The automobile today has been long regarded as the measure of human progress. It is in this progress that distances now are counted in minutes instead of kilometres. But how did we get here? From the early 1800s of Francois Isaac de Rivas' vehicle to the petrol and diesel engines of Nikolaus Otto and Rudolf Diesel, the automobile has seen iterations from Karl Benz' production vehicle to Ransom E. Olds' modern assembly line. Yet without the accessibility and mass production of Henry Ford's Model T, we wouldn't have the automotive industry with over a billion different vehicles on roads.
Who started the Ford Model T?
Henry Ford (1863 - 1947) was an intuitive engineer from Detroit who acquired a deep understanding of manufacturing techniques. Before the Model T, cars were a rarity on the road and was reserved as a luxury item for the affluent.

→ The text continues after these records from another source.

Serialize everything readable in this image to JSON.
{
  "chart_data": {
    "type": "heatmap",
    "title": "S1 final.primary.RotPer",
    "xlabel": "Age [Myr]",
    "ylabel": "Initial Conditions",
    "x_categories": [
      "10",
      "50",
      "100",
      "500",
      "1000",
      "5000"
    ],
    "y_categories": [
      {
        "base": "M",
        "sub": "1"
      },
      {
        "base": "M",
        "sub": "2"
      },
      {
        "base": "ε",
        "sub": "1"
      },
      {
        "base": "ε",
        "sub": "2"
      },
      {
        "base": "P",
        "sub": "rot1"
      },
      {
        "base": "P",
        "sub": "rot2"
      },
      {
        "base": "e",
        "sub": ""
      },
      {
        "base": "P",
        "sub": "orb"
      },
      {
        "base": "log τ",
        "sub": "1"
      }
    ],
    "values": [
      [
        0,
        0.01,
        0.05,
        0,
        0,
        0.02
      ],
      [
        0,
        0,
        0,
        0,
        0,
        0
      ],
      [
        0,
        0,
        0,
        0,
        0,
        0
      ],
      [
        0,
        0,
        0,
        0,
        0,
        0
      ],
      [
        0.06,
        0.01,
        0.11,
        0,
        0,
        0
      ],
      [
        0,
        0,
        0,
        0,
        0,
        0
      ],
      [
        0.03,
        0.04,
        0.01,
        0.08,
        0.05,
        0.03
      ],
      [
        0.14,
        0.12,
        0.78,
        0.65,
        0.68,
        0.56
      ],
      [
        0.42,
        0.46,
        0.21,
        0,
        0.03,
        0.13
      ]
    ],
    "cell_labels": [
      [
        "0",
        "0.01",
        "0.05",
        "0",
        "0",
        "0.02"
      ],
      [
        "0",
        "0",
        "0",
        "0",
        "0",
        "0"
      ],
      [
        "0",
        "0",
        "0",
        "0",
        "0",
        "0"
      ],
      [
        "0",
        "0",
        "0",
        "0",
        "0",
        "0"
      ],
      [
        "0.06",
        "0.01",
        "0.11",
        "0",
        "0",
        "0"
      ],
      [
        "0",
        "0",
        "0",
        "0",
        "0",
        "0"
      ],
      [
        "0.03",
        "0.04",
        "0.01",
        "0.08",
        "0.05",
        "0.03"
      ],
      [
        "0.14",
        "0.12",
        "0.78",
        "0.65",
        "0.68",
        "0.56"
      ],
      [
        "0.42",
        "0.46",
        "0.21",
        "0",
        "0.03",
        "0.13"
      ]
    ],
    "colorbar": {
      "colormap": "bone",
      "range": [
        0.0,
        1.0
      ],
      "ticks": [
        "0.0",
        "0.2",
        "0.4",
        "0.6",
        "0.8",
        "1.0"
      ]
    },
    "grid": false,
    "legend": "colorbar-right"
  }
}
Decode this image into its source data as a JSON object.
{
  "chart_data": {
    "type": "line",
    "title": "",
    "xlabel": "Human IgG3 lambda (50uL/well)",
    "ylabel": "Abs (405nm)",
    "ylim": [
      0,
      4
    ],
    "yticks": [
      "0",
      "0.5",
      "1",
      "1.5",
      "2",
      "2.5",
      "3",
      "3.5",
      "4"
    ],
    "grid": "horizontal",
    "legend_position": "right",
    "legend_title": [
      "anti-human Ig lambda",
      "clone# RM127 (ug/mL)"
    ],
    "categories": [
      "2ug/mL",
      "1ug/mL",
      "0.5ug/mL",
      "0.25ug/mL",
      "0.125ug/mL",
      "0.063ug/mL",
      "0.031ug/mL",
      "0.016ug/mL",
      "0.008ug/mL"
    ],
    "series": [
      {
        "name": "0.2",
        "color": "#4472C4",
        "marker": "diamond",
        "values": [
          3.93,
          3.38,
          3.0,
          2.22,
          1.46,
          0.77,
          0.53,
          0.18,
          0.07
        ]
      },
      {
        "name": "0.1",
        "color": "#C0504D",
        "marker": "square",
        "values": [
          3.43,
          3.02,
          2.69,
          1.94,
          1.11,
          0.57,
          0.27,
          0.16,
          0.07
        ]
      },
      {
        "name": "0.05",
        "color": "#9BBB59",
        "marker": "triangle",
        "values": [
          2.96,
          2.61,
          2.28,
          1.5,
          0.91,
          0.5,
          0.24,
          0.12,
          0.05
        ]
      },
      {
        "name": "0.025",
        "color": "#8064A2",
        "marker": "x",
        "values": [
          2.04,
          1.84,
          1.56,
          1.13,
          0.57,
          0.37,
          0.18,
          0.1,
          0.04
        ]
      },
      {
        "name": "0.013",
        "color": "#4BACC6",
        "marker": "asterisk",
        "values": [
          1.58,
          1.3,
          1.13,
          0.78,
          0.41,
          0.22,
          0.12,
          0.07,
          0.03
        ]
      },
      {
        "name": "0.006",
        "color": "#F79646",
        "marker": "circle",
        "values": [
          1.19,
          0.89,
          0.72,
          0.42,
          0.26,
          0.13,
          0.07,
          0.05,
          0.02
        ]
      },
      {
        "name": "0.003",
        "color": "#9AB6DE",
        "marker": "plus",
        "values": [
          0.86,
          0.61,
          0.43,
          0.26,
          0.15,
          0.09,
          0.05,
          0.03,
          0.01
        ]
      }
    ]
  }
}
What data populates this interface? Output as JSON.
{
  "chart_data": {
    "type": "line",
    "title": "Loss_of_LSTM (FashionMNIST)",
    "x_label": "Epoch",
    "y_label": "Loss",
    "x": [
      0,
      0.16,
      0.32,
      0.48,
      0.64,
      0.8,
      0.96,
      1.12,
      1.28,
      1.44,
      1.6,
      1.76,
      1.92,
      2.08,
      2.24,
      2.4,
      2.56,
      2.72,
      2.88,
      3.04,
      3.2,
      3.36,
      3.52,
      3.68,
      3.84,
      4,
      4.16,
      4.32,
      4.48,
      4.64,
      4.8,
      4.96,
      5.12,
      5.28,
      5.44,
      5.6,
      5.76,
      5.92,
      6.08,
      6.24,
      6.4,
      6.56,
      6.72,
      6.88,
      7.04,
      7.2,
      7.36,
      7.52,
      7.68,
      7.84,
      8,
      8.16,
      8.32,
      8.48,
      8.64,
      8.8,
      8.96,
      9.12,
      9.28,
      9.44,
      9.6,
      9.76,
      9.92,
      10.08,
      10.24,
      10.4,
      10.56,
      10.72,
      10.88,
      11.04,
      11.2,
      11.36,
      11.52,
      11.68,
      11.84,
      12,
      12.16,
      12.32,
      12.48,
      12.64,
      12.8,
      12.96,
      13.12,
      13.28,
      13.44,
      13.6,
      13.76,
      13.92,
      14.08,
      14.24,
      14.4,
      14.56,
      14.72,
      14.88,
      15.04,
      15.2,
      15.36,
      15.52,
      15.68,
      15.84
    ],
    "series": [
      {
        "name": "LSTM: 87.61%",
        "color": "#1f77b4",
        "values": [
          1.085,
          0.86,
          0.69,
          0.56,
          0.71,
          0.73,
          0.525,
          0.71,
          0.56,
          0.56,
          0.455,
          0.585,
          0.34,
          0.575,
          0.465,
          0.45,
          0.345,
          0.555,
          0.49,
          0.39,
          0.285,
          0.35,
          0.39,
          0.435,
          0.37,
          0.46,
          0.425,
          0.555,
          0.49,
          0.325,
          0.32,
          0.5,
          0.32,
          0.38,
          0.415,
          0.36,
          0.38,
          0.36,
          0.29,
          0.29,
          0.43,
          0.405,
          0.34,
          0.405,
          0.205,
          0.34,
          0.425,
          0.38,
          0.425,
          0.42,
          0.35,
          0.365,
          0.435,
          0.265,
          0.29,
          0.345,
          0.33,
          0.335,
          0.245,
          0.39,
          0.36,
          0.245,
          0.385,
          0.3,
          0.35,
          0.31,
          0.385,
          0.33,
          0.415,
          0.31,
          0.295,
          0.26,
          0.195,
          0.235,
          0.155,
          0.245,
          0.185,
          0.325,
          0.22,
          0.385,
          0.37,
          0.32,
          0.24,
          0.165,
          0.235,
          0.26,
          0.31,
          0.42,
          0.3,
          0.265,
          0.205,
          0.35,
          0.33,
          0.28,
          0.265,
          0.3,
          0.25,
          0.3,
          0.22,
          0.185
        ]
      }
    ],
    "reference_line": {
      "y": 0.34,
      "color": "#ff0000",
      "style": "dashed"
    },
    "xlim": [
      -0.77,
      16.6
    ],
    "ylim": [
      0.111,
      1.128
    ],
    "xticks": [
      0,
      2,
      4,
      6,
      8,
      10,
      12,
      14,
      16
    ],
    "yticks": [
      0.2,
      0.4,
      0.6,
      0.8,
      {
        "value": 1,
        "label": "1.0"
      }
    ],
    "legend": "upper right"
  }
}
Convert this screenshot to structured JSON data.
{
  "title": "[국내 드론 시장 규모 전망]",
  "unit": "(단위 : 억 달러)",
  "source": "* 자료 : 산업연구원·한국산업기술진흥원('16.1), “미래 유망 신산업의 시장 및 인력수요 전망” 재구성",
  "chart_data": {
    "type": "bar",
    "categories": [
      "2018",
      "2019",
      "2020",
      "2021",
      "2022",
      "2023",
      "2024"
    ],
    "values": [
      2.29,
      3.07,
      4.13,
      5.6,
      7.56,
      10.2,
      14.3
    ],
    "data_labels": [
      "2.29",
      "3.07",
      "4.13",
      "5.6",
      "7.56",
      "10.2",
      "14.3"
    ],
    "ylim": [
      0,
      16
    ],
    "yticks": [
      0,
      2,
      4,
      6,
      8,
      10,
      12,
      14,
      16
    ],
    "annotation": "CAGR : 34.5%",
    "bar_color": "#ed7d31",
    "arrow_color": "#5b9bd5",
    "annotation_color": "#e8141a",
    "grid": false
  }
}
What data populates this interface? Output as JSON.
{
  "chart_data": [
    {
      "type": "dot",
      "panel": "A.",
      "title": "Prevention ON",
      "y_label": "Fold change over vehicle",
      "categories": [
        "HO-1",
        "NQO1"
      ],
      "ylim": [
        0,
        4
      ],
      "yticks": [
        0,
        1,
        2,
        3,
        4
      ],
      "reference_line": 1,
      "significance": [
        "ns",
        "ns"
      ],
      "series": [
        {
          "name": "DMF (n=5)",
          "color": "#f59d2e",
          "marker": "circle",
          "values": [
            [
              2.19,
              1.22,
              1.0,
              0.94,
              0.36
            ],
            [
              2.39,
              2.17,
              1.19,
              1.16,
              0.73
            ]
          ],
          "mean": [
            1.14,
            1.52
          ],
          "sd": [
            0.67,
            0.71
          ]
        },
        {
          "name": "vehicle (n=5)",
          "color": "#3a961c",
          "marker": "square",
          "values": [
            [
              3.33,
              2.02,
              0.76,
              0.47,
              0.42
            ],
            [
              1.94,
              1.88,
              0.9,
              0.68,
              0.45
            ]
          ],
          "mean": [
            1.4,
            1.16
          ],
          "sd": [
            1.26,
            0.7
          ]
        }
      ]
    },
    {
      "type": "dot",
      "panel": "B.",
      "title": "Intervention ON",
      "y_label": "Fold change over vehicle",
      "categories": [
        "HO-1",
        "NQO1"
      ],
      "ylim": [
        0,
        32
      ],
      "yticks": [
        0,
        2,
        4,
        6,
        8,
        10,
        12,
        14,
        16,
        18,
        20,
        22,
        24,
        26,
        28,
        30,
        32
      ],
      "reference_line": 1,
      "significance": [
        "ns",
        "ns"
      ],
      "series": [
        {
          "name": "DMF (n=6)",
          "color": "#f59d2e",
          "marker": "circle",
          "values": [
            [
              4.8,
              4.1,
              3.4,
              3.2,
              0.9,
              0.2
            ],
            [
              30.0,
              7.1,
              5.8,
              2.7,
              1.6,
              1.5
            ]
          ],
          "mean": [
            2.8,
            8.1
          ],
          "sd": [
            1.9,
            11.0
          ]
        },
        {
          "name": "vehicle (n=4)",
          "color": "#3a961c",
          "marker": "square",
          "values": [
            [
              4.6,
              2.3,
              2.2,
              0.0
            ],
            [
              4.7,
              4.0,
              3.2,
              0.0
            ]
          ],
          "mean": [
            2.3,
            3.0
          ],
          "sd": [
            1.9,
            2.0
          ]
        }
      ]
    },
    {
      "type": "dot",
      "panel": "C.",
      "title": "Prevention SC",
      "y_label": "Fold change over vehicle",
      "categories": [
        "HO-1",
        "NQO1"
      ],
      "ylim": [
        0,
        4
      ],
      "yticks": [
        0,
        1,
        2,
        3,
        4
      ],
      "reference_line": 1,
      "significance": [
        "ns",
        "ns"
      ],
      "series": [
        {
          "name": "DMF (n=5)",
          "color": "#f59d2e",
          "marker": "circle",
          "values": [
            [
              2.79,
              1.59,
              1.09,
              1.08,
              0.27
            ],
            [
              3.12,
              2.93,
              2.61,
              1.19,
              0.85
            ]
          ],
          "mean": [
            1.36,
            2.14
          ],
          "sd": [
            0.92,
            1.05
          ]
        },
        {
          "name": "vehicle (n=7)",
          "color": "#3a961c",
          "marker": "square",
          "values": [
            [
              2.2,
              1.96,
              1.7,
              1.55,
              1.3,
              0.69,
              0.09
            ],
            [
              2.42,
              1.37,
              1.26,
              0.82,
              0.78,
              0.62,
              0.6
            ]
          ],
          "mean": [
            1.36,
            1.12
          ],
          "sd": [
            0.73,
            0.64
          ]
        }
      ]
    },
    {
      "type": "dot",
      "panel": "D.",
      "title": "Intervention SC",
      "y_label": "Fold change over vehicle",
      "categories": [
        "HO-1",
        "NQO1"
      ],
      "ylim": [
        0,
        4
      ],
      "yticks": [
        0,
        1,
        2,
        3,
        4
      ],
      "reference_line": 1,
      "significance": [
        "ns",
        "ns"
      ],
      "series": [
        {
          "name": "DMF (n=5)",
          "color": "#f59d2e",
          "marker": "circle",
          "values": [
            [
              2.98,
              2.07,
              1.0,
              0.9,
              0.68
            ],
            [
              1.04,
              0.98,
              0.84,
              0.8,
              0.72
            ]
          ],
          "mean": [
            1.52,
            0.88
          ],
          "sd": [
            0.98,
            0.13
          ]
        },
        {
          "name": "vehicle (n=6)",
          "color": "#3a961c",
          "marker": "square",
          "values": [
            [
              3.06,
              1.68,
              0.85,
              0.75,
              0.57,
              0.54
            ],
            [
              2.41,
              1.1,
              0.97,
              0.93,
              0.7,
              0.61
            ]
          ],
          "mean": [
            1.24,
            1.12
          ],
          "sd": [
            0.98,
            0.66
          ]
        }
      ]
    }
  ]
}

In 1908, the Ford Model T cost $825 or $18,000 in today's dollars, which began as one of the early cars in mankind's history.
Made for the ordinary people
The car had 22 hp, four-cylinder engine and was pioneered by French race-car makers. Weighed just 544 kilograms, it could go as fast as 64 km per hour running simply on gasoline. There when oil prices dipped in early 20 century, Ford kept prices low by building just one model.
What the Americans wanted
By the 1920s, many Americans weren’t just interested in a durable, well-made car. They wanted something different; something that they could be proud of. Americans wanted optimal speed, luxury and most of all, a simple car that could transport them to their intended destination. This changed the use of horse and carriage to motorised transportation.
The flexible, well-sprung Model T was most at home when driven in the unmade rural roads and most city roads of the time.
Driving the Ford Model T
The Model T is the first vehicle that provided the base for motorised transport application at its infancy. Considering that over 15 million Model T's were made, driving the Model T with its three pedals, solitary hand brake and throttle lever in the modern day would be truly complex. Imagine that the center pedal would engage the reverse gear, with the right pedal; the brake.
On application, stepping on the pedal all the way to the left, move the throttle lever to “give it the gas” and gently move the floor lever forward. Once it’s moving, move the right lever up, let off the left pedal to give it more gas to shift into high.
The assembly lines that Ford put in place included things such as timing employees with stopwatches, shaping up their overall punctuality and accuracy at work. Then in 1913, Ford had to employ over 40,000 new hires just to reclaim 13,000 workers back on the job. In order to reduce his employee’s turnover rate, Ford decided to pay his employees more just so they wouldn’t quit. It was a plan that did not seem to make any sense at that very moment, but it certainly helped in keeping productivity up and beyond the expectations of Henry Ford.
The Model T had a great significance as a symbol and advertisement for Ford’s production-line techniques and became a phenomenon worldwide. Thus, the eighteenth-century Scottish philosopher Adam Ferguson wrote, ‘Mechanical arts succeed best under a total suppression of sentiment and reason’. Ford and his methods impressed both Adolf Hitler and Joseph Stalin which may have given inspiration for the birth of Volkswagen in later years.